No, boss, it wasn't resolved. All that happened is that some schmuck in our outsourced IT group sat on his hands for almost a week before notifying our local techs of the problem, and you didn't hear anything back within the required 24 hour deadline for system issues, so you assumed that it was resolved. Did you even look at the ticket to see if it had been closed? No, it was just "call Jim."

And Jim (that's me) has to explain to our local tech, who is relatively without fault on this and doesn't want to take the scorecard hit on a six-day-old ticket if she closes it, that the issue is not resolved. "Call my boss," I instruct her. "He wants to be in on these discussions."

Minutes later my boss comes up to me. "I've found a loophole in the systems process so we can get this done right. They're going to cancel the ticket and I need you to re-enter it." Loophole, my ass. Somebody in Timbuktu messes up his job, and who pays? Me.

Gar. I won't miss this job at all.

Tuesday, May 6, 2008

100%

I've accepted the new job offer.

It's not in management, so I'm not sure what will become of this blog. Perhaps I'll mothball it and fire it up again if I get promoted. Not that I'm too eager for that; I refuse to manage teenagers again.

I brought my letter of resignation in to my boss today. While he was somewhat expecting it, he was still caught off guard. He offered me some words of wisdom on how I can be a better worker in my new job, and then hugged me.

Ugh. And, uh, thanks for the input.

That being said, I still have two weeks to put in here, and I haven't really paid attention to my team in about a week, so I'm sure that once I start looking at them again I'll have more material for blogging.

Thursday, May 1, 2008

98%

I nailed my second interview and have received an offer. I will be meeting with my prospective new employer shortly to confirm salary, benefits, job expectations, etc.

It's probably gonna be a $4,000 pay cut which makes things pretty tight around home, but I think we can manage. There are opportunities to move up and tap into my abilities more fully. Plus, it's Monday - Friday, 9-5. I'll get to see my kids.

I'm 98% certain that I'll be taking this offer, and told my boss so today. He knew I'd been looking, but was still quite surprised.

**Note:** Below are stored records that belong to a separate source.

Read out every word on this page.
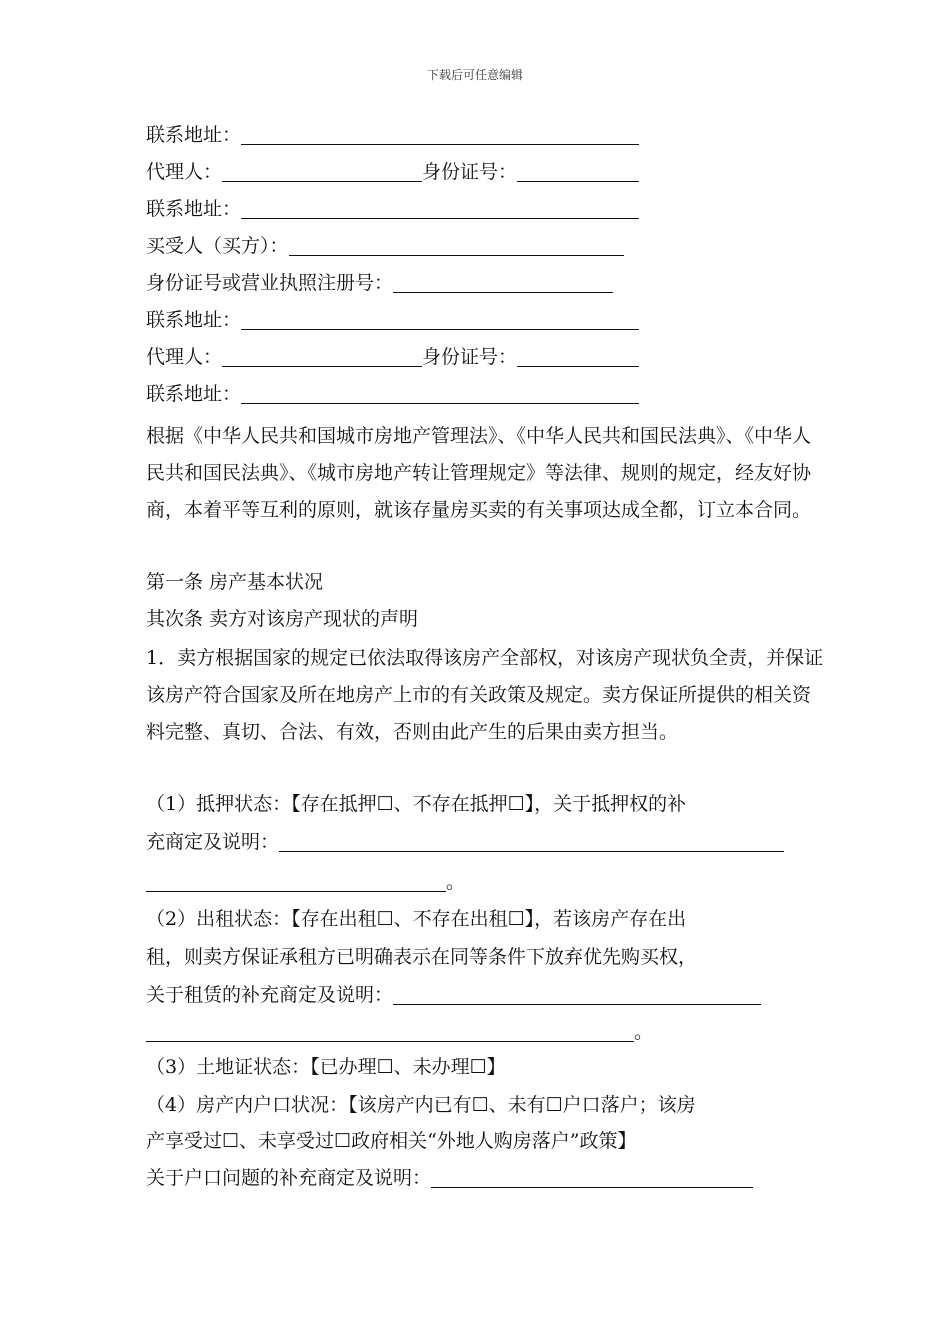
下载后可任意编辑
联系地址：
代理人：	身份证号：
联系地址：
买受人（买方）：
身份证号或营业执照注册号：
联系地址：
代理人：	身份证号：
联系地址：
根据《中华人民共和国城市房地产管理法》、《中华人民共和国民法典》、《中华人民共和国民法典》、《城市房地产转让管理规定》等法律、规则的规定，经友好协商，本着平等互利的原则，就该存量房买卖的有关事项达成全都，订立本合同。
第一条 房产基本状况
其次条 卖方对该房产现状的声明
1．卖方根据国家的规定已依法取得该房产全部权，对该房产现状负全责，并保证该房产符合国家及所在地房产上市的有关政策及规定。卖方保证所提供的相关资料完整、真切、合法、有效，否则由此产生的后果由卖方担当。
（1）抵押状态：【存在抵押☐、不存在抵押☐】，关于抵押权的补
充商定及说明：
。
（2）出租状态：【存在出租☐、不存在出租☐】，若该房产存在出
租，则卖方保证承租方已明确表示在同等条件下放弃优先购买权，
关于租赁的补充商定及说明：
。
（3）土地证状态：【已办理☐、未办理☐】
（4）房产内户口状况：【该房产内已有☐、未有☐户口落户；该房
产享受过☐、未享受过☐政府相关“外地人购房落户”政策】
关于户口问题的补充商定及说明：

On a related note, the manager schedule rotation is about to get worse again, as my boss just learned that we can't use our managers-in-training to fill in the rotation. They'll replace my position, but wow, I'm glad I'm getting out when I am.

Also announced today was a new policy change which... well, for this, you need some background. It used to be that the day-to-day client-related administrative work, such as monitoring call volume and staffing trends, was done my us managers. Then the company got a great idea (from an initiative our site started) to create a team of specialized people who will take care of all that stuff for the whole building. It was a good idea when we did it locally, but it was implemented terribly on the global scale. We did it better before they took our practice, tweaked it like only corporate loonies can do, and rolled it out to the corporation as a standard operating procedure. So as managers, we were never really satisfied with the work this group did. I really pitied the poor souls who volunteered for that job - they got tremendously overworked and had a schedule worse than mine. But... they volunteered for it.

Lately, many of those people "have moved on to pursue other opportunities," shrinking that group and making it even worse for the people left in it. So they've decided to push back some of the work they took off the managers' plates, back on to the managers' plates.

Right back where it started.

If all goes well, I'll have to tolerate that increased workload for about 12 days. I think I can handle that.